Science is one tiny narrow viewpoint created by a self serving species at one blink in time on a crumb flying through space. Not only doesn't it answer any of the important questions, it doesn't even know what they are.

If I can work that out with my average human brain then so can Hawking, Dawkins, Cox and co. and I'm quite sure they have - why else would they feel so threatened by a few noisy creationists who most of us are quite happy to ignore.

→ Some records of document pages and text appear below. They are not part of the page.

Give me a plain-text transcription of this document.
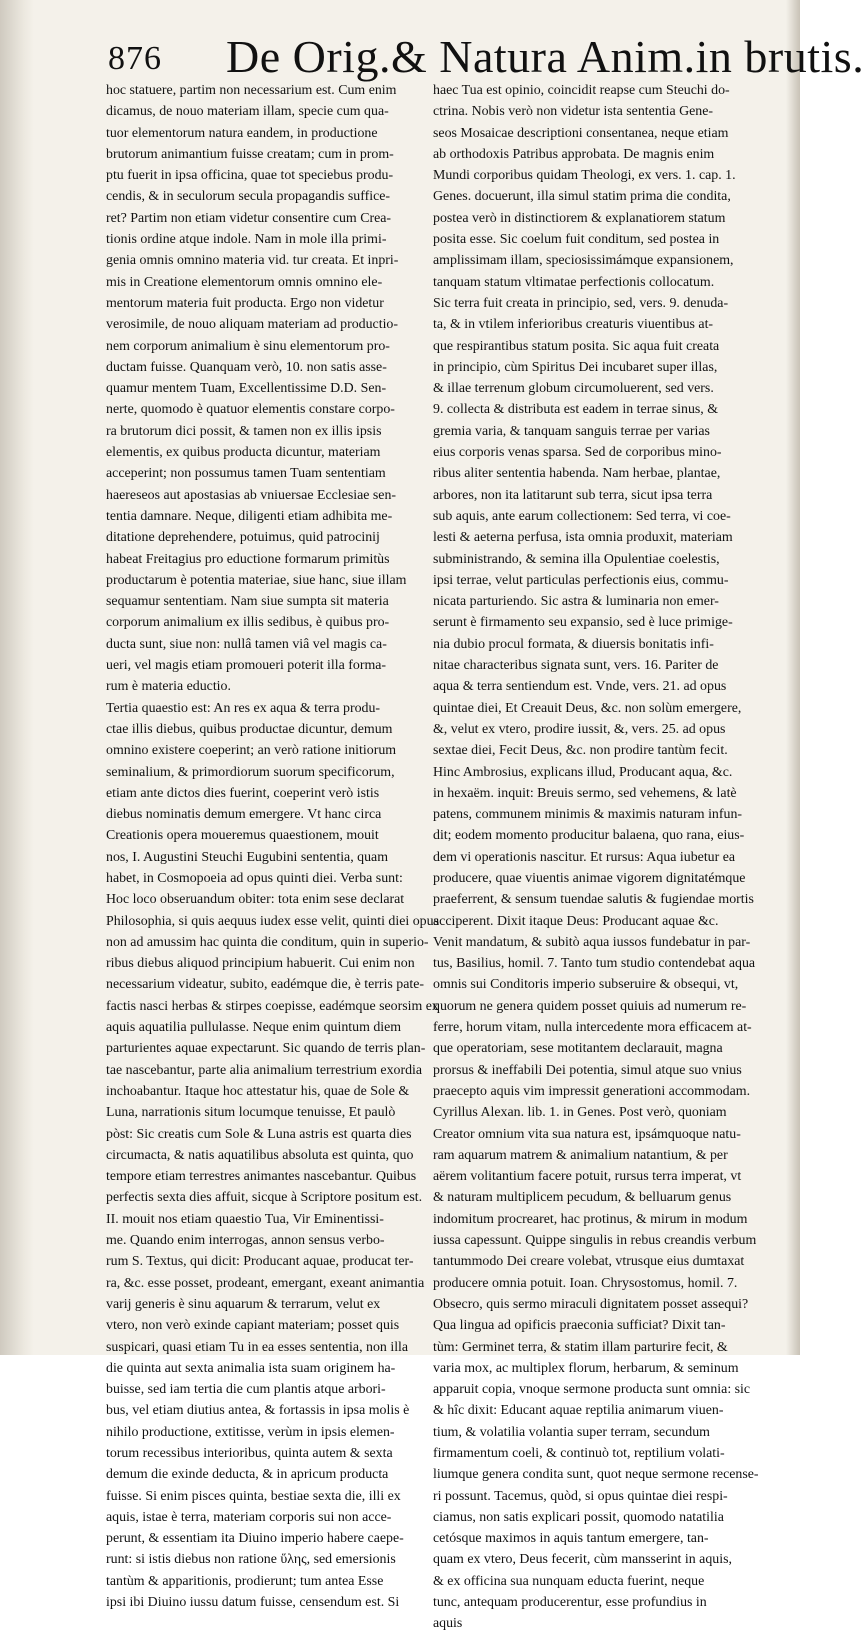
876 De Orig.& Natura Anim.in brutis.
hoc statuere, partim non necessarium est. Cum enim
dicamus, de nouo materiam illam, specie cum qua-
tuor elementorum natura eandem, in productione
brutorum animantium fuisse creatam; cum in prom-
ptu fuerit in ipsa officina, quae tot speciebus produ-
cendis, & in seculorum secula propagandis suffice-
ret? Partim non etiam videtur consentire cum Crea-
tionis ordine atque indole. Nam in mole illa primi-
genia omnis omnino materia vid. tur creata. Et inpri-
mis in Creatione elementorum omnis omnino ele-
mentorum materia fuit producta. Ergo non videtur
verosimile, de nouo aliquam materiam ad productio-
nem corporum animalium è sinu elementorum pro-
ductam fuisse. Quanquam verò, 10. non satis asse-
quamur mentem Tuam, Excellentissime D.D. Sen-
nerte, quomodo è quatuor elementis constare corpo-
ra brutorum dici possit, & tamen non ex illis ipsis
elementis, ex quibus producta dicuntur, materiam
acceperint; non possumus tamen Tuam sententiam
haereseos aut apostasias ab vniuersae Ecclesiae sen-
tentia damnare. Neque, diligenti etiam adhibita me-
ditatione deprehendere, potuimus, quid patrocinij
habeat Freitagius pro eductione formarum primitùs
productarum è potentia materiae, siue hanc, siue illam
sequamur sententiam. Nam siue sumpta sit materia
corporum animalium ex illis sedibus, è quibus pro-
ducta sunt, siue non: nullâ tamen viâ vel magis ca-
ueri, vel magis etiam promoueri poterit illa forma-
rum è materia eductio.
Tertia quaestio est: An res ex aqua & terra produ-
ctae illis diebus, quibus productae dicuntur, demum
omnino existere coeperint; an verò ratione initiorum
seminalium, & primordiorum suorum specificorum,
etiam ante dictos dies fuerint, coeperint verò istis
diebus nominatis demum emergere. Vt hanc circa
Creationis opera moueremus quaestionem, mouit
nos, I. Augustini Steuchi Eugubini sententia, quam
habet, in Cosmopoeia ad opus quinti diei. Verba sunt:
Hoc loco obseruandum obiter: tota enim sese declarat
Philosophia, si quis aequus iudex esse velit, quinti diei opus
non ad amussim hac quinta die conditum, quin in superio-
ribus diebus aliquod principium habuerit. Cui enim non
necessarium videatur, subito, eadémque die, è terris pate-
factis nasci herbas & stirpes coepisse, eadémque seorsim ex
aquis aquatilia pullulasse. Neque enim quintum diem
parturientes aquae expectarunt. Sic quando de terris plan-
tae nascebantur, parte alia animalium terrestrium exordia
inchoabantur. Itaque hoc attestatur his, quae de Sole &
Luna, narrationis situm locumque tenuisse, Et paulò
pòst: Sic creatis cum Sole & Luna astris est quarta dies
circumacta, & natis aquatilibus absoluta est quinta, quo
tempore etiam terrestres animantes nascebantur. Quibus
perfectis sexta dies affuit, sicque à Scriptore positum est.
II. mouit nos etiam quaestio Tua, Vir Eminentissi-
me. Quando enim interrogas, annon sensus verbo-
rum S. Textus, qui dicit: Producant aquae, producat ter-
ra, &c. esse posset, prodeant, emergant, exeant animantia
varij generis è sinu aquarum & terrarum, velut ex
vtero, non verò exinde capiant materiam; posset quis
suspicari, quasi etiam Tu in ea esses sententia, non illa
die quinta aut sexta animalia ista suam originem ha-
buisse, sed iam tertia die cum plantis atque arbori-
bus, vel etiam diutius antea, & fortassis in ipsa molis è
nihilo productione, extitisse, verùm in ipsis elemen-
torum recessibus interioribus, quinta autem & sexta
demum die exinde deducta, & in apricum producta
fuisse. Si enim pisces quinta, bestiae sexta die, illi ex
aquis, istae è terra, materiam corporis sui non acce-
perunt, & essentiam ita Diuino imperio habere caepe-
runt: si istis diebus non ratione ὕλης, sed emersionis
tantùm & apparitionis, prodierunt; tum antea Esse
ipsi ibi Diuino iussu datum fuisse, censendum est. Si
haec Tua est opinio, coincidit reapse cum Steuchi do-
ctrina. Nobis verò non videtur ista sententia Gene-
seos Mosaicae descriptioni consentanea, neque etiam
ab orthodoxis Patribus approbata. De magnis enim
Mundi corporibus quidam Theologi, ex vers. 1. cap. 1.
Genes. docuerunt, illa simul statim prima die condita,
postea verò in distinctiorem & explanatiorem statum
posita esse. Sic coelum fuit conditum, sed postea in
amplissimam illam, speciosissimámque expansionem,
tanquam statum vltimatae perfectionis collocatum.
Sic terra fuit creata in principio, sed, vers. 9. denuda-
ta, & in vtilem inferioribus creaturis viuentibus at-
que respirantibus statum posita. Sic aqua fuit creata
in principio, cùm Spiritus Dei incubaret super illas,
& illae terrenum globum circumoluerent, sed vers.
9. collecta & distributa est eadem in terrae sinus, &
gremia varia, & tanquam sanguis terrae per varias
eius corporis venas sparsa. Sed de corporibus mino-
ribus aliter sententia habenda. Nam herbae, plantae,
arbores, non ita latitarunt sub terra, sicut ipsa terra
sub aquis, ante earum collectionem: Sed terra, vi coe-
lesti & aeterna perfusa, ista omnia produxit, materiam
subministrando, & semina illa Opulentiae coelestis,
ipsi terrae, velut particulas perfectionis eius, commu-
nicata parturiendo. Sic astra & luminaria non emer-
serunt è firmamento seu expansio, sed è luce primige-
nia dubio procul formata, & diuersis bonitatis infi-
nitae characteribus signata sunt, vers. 16. Pariter de
aqua & terra sentiendum est. Vnde, vers. 21. ad opus
quintae diei, Et Creauit Deus, &c. non solùm emergere,
&, velut ex vtero, prodire iussit, &, vers. 25. ad opus
sextae diei, Fecit Deus, &c. non prodire tantùm fecit.
Hinc Ambrosius, explicans illud, Producant aqua, &c.
in hexaëm. inquit: Breuis sermo, sed vehemens, & latè
patens, communem minimis & maximis naturam infun-
dit; eodem momento producitur balaena, quo rana, eius-
dem vi operationis nascitur. Et rursus: Aqua iubetur ea
producere, quae viuentis animae vigorem dignitatémque
praeferrent, & sensum tuendae salutis & fugiendae mortis
acciperent. Dixit itaque Deus: Producant aquae &c.
Venit mandatum, & subitò aqua iussos fundebatur in par-
tus, Basilius, homil. 7. Tanto tum studio contendebat aqua
omnis sui Conditoris imperio subseruire & obsequi, vt,
quorum ne genera quidem posset quiuis ad numerum re-
ferre, horum vitam, nulla intercedente mora efficacem at-
que operatoriam, sese motitantem declarauit, magna
prorsus & ineffabili Dei potentia, simul atque suo vnius
praecepto aquis vim impressit generationi accommodam.
Cyrillus Alexan. lib. 1. in Genes. Post verò, quoniam
Creator omnium vita sua natura est, ipsámquoque natu-
ram aquarum matrem & animalium natantium, & per
aërem volitantium facere potuit, rursus terra imperat, vt
& naturam multiplicem pecudum, & belluarum genus
indomitum procrearet, hac protinus, & mirum in modum
iussa capessunt. Quippe singulis in rebus creandis verbum
tantummodo Dei creare volebat, vtrusque eius dumtaxat
producere omnia potuit. Ioan. Chrysostomus, homil. 7.
Obsecro, quis sermo miraculi dignitatem posset assequi?
Qua lingua ad opificis praeconia sufficiat? Dixit tan-
tùm: Germinet terra, & statim illam parturire fecit, &
varia mox, ac multiplex florum, herbarum, & seminum
apparuit copia, vnoque sermone producta sunt omnia: sic
& hîc dixit: Educant aquae reptilia animarum viuen-
tium, & volatilia volantia super terram, secundum
firmamentum coeli, & continuò tot, reptilium volati-
liumque genera condita sunt, quot neque sermone recense-
ri possunt. Tacemus, quòd, si opus quintae diei respi-
ciamus, non satis explicari possit, quomodo natatilia
cetósque maximos in aquis tantum emergere, tan-
quam ex vtero, Deus fecerit, cùm mansserint in aquis,
& ex officina sua nunquam educta fuerint, neque
tunc, antequam producerentur, esse profundius in
aquis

Did you hear about the homeopathic riot? There was only one rioter but he did the damage of thousands. (nicked that as well)

Friday, December 03, 2010

Life Jim

Filled in the numbers on the Drake Equation (for calculating how much intelligent life is out there) with my estimates and got 39. SETI reckon 20 to 30 thousand, but then they have to justify their funding. Seems to me that if technological sophistication increases exponentially (as ours appears to have) then the window for a civilization being within our range of experience (i.e. smart enough to be contactable but not too smart for us to not have anything worth talking about) is going to be short. We flatter ourselves that a higher intelligent species would either invade us or guide us, whereas in fact they might simply study us like "a scientist who studies the creatures that swarm and multiply in a drop of water" because having a conversation with us would bore them silly. We have come to realize that interfering with the lives of other living things on Earth, even with the best intentions, is not often a good idea and the consensus view seems to be to let nature take its course - so they could take the same view of our planet.

39 then, is my number of civilizations at roughly our level of sophistication. Which is essentially zero, given the scale of our galaxy. Given the timelag on any communications across these kind of distances, it's not going to be a very interesting conversation anyway - a bit like telegrams in a foreign language that take years to arrive and concern events that you don't understand in a place where you'll never visit.